You say that you are tired of men talking to you about your cute friends.... I hear you loud and clear, sister. Couldn't agree with your feelings more, it is annoying as hell to hear men talk to us about women that they are interested in, when we know that the interest is based solely on looks.... I've even chastised one of my husband's brothers about doing that! (yeah, we can get cranky, too). But step back and take a dose of reality: Since when do our "cute" friends or sisters have better lives than we do just because they look better in clothes and have men oogling after them? Come on, girlfriend! How many of those men would you really want in your life anyway? A FRACTION of those guys are worth the time they take up in womens' lives, if that..... I dated men like that when I was "hot".... none of them had enough brains to hold my attention back then, and none of them would have stuck with me when I turned into a pumpkin.... My adorable size zero sister is single and hates the fact that the men who try to talk to her are all after her body and don't even listen to her when she talks...
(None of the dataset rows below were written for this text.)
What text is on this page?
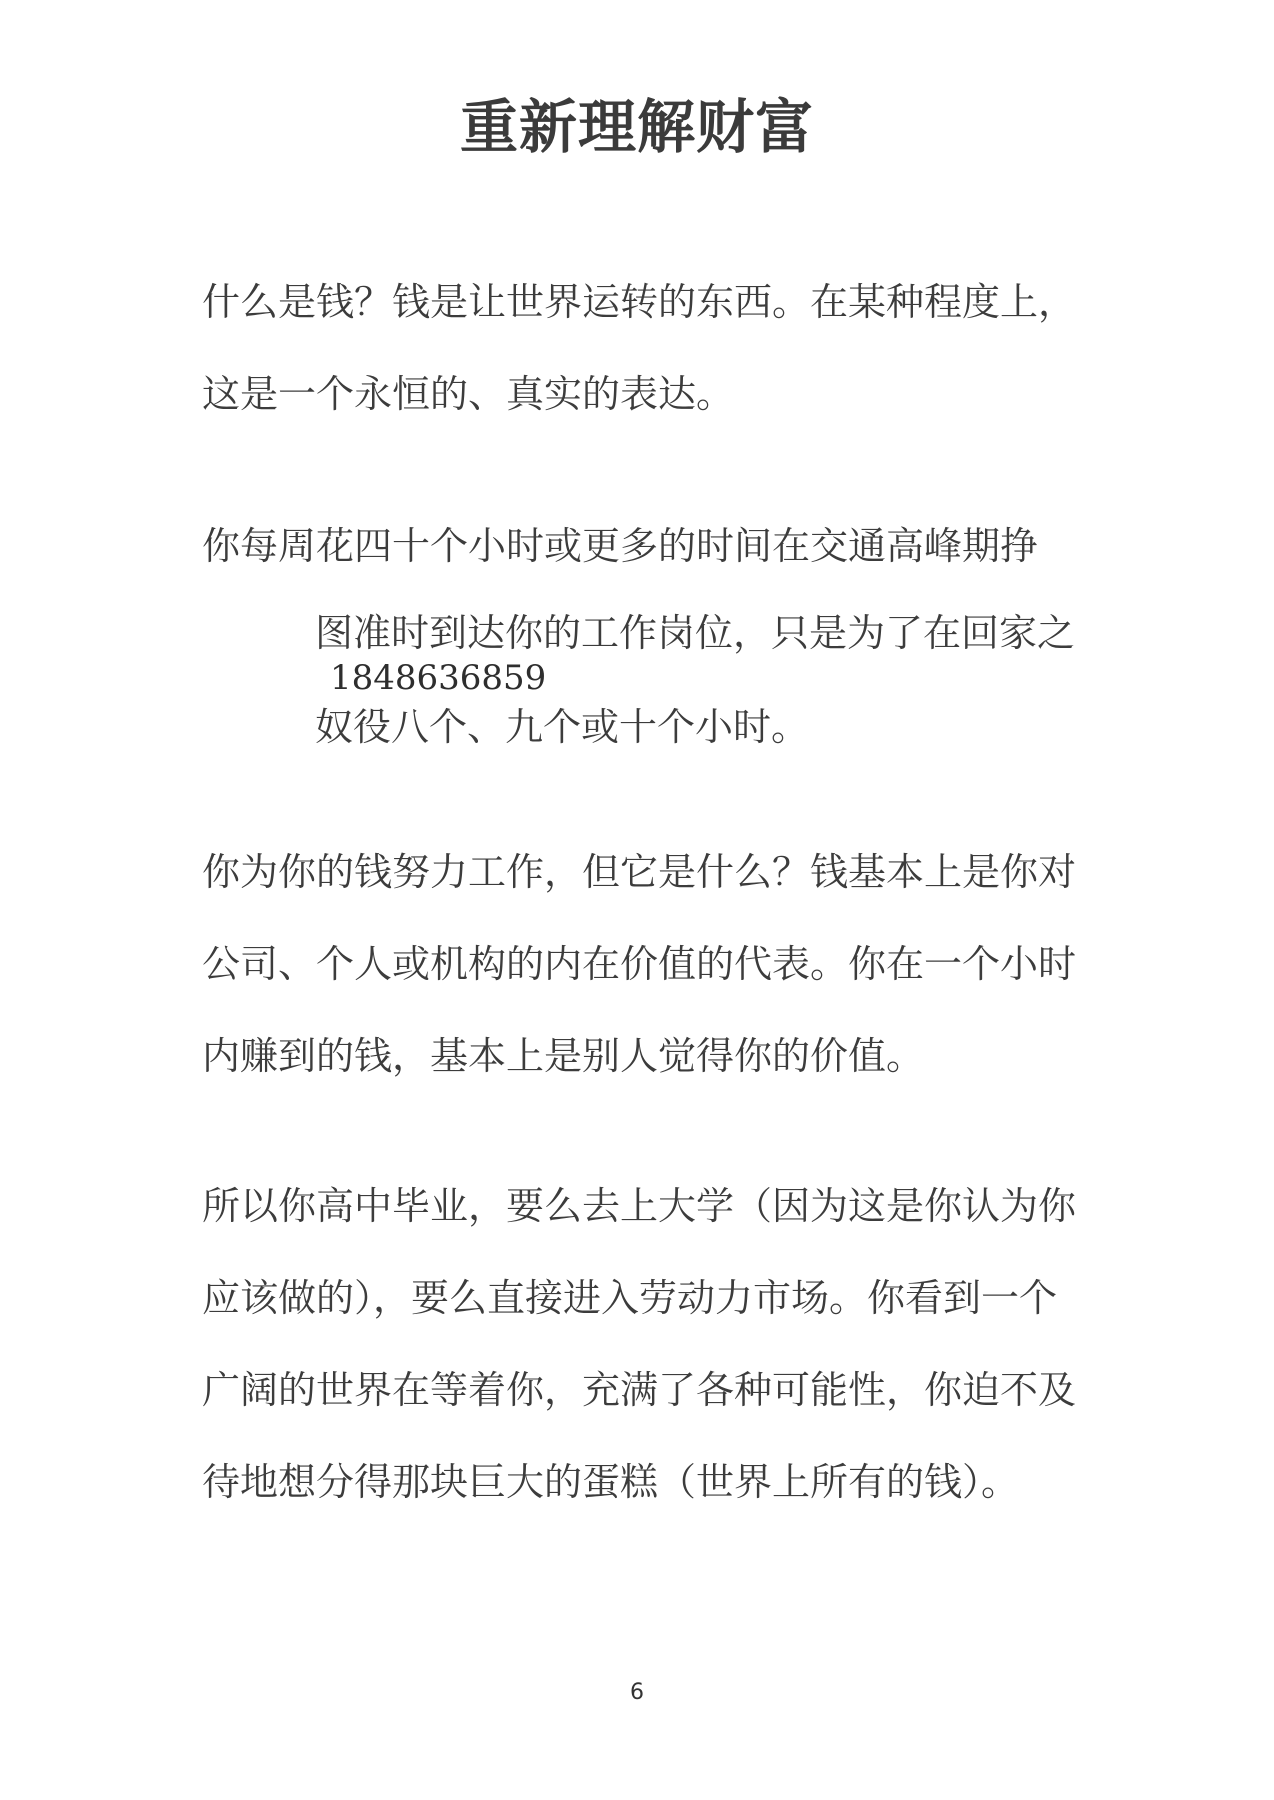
重新理解财富
什么是钱？钱是让世界运转的东西。在某种程度上，
这是一个永恒的、真实的表达。
你每周花四十个小时或更多的时间在交通高峰期挣
图准时到达你的工作岗位，只是为了在回家之
1848636859
奴役八个、九个或十个小时。
你为你的钱努力工作，但它是什么？钱基本上是你对
公司、个人或机构的内在价值的代表。你在一个小时
内赚到的钱，基本上是别人觉得你的价值。
所以你高中毕业，要么去上大学（因为这是你认为你
应该做的），要么直接进入劳动力市场。你看到一个
广阔的世界在等着你，充满了各种可能性，你迫不及
待地想分得那块巨大的蛋糕（世界上所有的钱）。
6
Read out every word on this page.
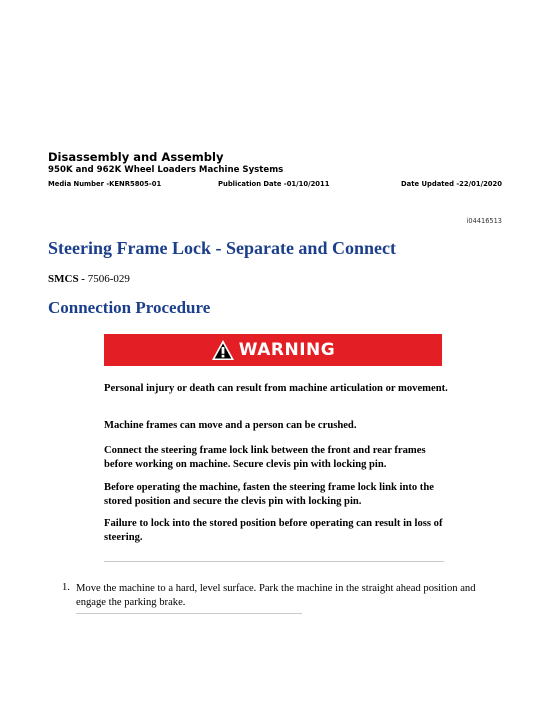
Disassembly and Assembly
950K and 962K Wheel Loaders Machine Systems
Media Number -KENR5805-01	Publication Date -01/10/2011	Date Updated -22/01/2020
i04416513
Steering Frame Lock - Separate and Connect
SMCS - 7506-029
Connection Procedure
WARNING

Personal injury or death can result from machine articulation or movement.

Machine frames can move and a person can be crushed.

Connect the steering frame lock link between the front and rear frames before working on machine. Secure clevis pin with locking pin.

Before operating the machine, fasten the steering frame lock link into the stored position and secure the clevis pin with locking pin.

Failure to lock into the stored position before operating can result in loss of steering.

1. Move the machine to a hard, level surface. Park the machine in the straight ahead position and engage the parking brake.
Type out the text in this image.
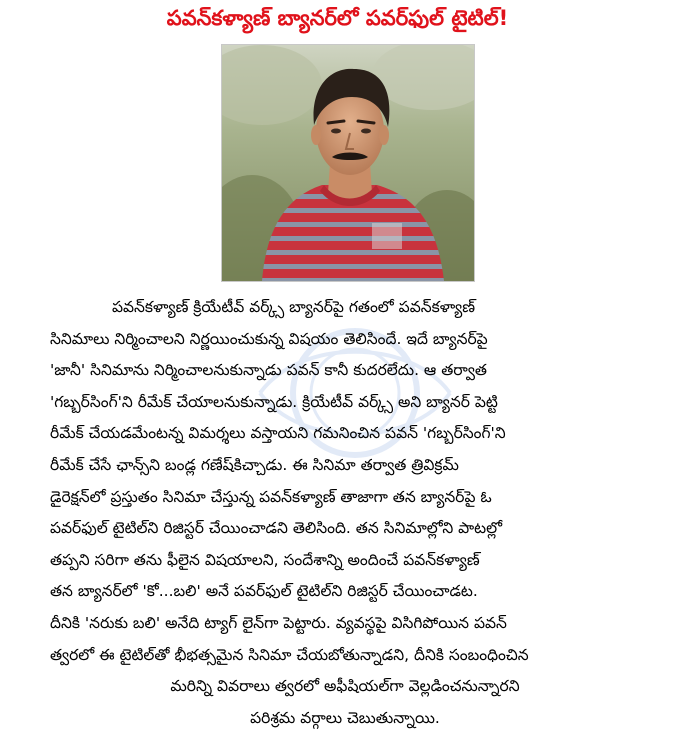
పవన్‌కళ్యాణ్‌ బ్యానర్‌లో పవర్‌ఫుల్‌ టైటిల్‌!
పవన్‌కళ్యాణ్‌ క్రియేటీవ్‌ వర్క్స్‌ బ్యానర్‌పై గతంలో పవన్‌కళ్యాణ్‌
సినిమాలు నిర్మించాలని నిర్ణయించుకున్న విషయం తెలిసిందే. ఇదే బ్యానర్‌పై
'జానీ' సినిమాను నిర్మించాలనుకున్నాడు పవన్‌ కానీ కుదరలేదు. ఆ తర్వాత
'గబ్బర్‌సింగ్‌'ని రీమేక్‌ చేయాలనుకున్నాడు. క్రియేటీవ్‌ వర్క్స్‌ అని బ్యానర్‌ పెట్టి
రీమేక్‌ చేయడమేంటన్న విమర్శలు వస్తాయని గమనించిన పవన్‌ 'గబ్బర్‌సింగ్‌'ని
రీమేక్‌ చేసే ఛాన్స్‌ని బండ్ల గణేష్‌కిచ్చాడు. ఈ సినిమా తర్వాత త్రివిక్రమ్‌
డైరెక్షన్‌లో ప్రస్తుతం సినిమా చేస్తున్న పవన్‌కళ్యాణ్‌ తాజాగా తన బ్యానర్‌పై ఓ
పవర్‌ఫుల్‌ టైటిల్‌ని రిజిస్టర్‌ చేయించాడని తెలిసింది. తన సినిమాల్లోని పాటల్లో
తప్పని సరిగా తను ఫీలైన విషయాలని, సందేశాన్ని అందించే పవన్‌కళ్యాణ్‌
తన బ్యానర్‌లో 'కో...బలి' అనే పవర్‌ఫుల్‌ టైటిల్‌ని రిజిస్టర్‌ చేయించాడట.
దీనికి 'నరుకు బలి' అనేది ట్యాగ్‌ లైన్‌గా పెట్టారు. వ్యవస్థపై విసిగిపోయిన పవన్‌
త్వరలో ఈ టైటిల్‌తో భీభత్సమైన సినిమా చేయబోతున్నాడని, దీనికి సంబంధించిన
మరిన్ని వివరాలు త్వరలో అఫీషియల్‌గా వెల్లడించనున్నారని
పరిశ్రమ వర్గాలు చెబుతున్నాయి.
Yeah, I fantasize, but differently than you do. You know something, being thin and attractive is not the be all and end all, and it does not make life better. Sometimes, it makes life worse, because it attracts shallow, selfish people to you, and those are not the kinds of people who will hang tough with you when you are down and out. I revel in the fact that my personality and brains are my greatest attractions!

After all this, what am I trying to say to you? Love yourself, love WHO you are, be proud of the fact that people like and respect you for your personality and your brains... being liked for one's looks pales in comparison! If nothing else, having to deal with these difficult aspects of reality has made people like us more sensitive, more accepting, more understanding and more compassionate... Be good to yourself, above all else.

And... since you're a Cyster, too... go kick some serious butt and take care of that PCOS! Life is too beautiful for us to let extra poundage keep us from loving it!

wordy and wiped out from the babbling,

Clara........... -----Original Message----- From: anonymous@obgyn.net [mailto:anonymous@obgyn.net Sent: Friday, April 28, 2000 3:36 AM To: Multiple recipients of list PCOS Subject: Re: Are you over 200 lbs? OH YEAH.

Hi everyone,

Thought I'd dive in with my first message to the "over 200 lbs" thread. I, too, am over 200... 280, to be exact. My frustration exists on so many levels, it's painful.

I got diagnosed officially 18 months ago, after a lifetime of derogatory comments from doctors about my weight. I should point out, I haven't been thin one day of my life. I've been on every diet in existence. 18 months ago, I finally met a wonderful GYN and Endocrinologist who know PCOS well, and together they put me on a regimen of Metformin, Actos, Spiro, Loestrin, and Bellergal for hot flashes. I lost 40 lbs. and my triglycerides, which had been in the high 300's, dropped to a healthy level. I'd begun low-carbing with Atkins first, then CAD--but when the endo realized I was having too much gastrointestinal distress and a large number of hypoglycemic attacks, he told me to get off the low-carbing. But since that point, I seem to have gotten somewhat immune to all medication, I gained back 20 lbs, and my exhaustion has returned along with the menstrual irregularity.

Socially speaking, it's been a lifelong nightmare. People respect me for my brains but men shun me for my weight. I'm looking for the magic switch so I can shut off my emotions, thus not being so depressed about my "social leper" status. But I haven't found it, and so every time I have to hear another man telling me how much "in love" he is with my friend because she is sooo cute.... I get severely depressed and start thinking about suicide.

Is anyone else on this list fantasizing about being one of those women who's admired for her looks, instead of her brains or personality? Or am I the only one?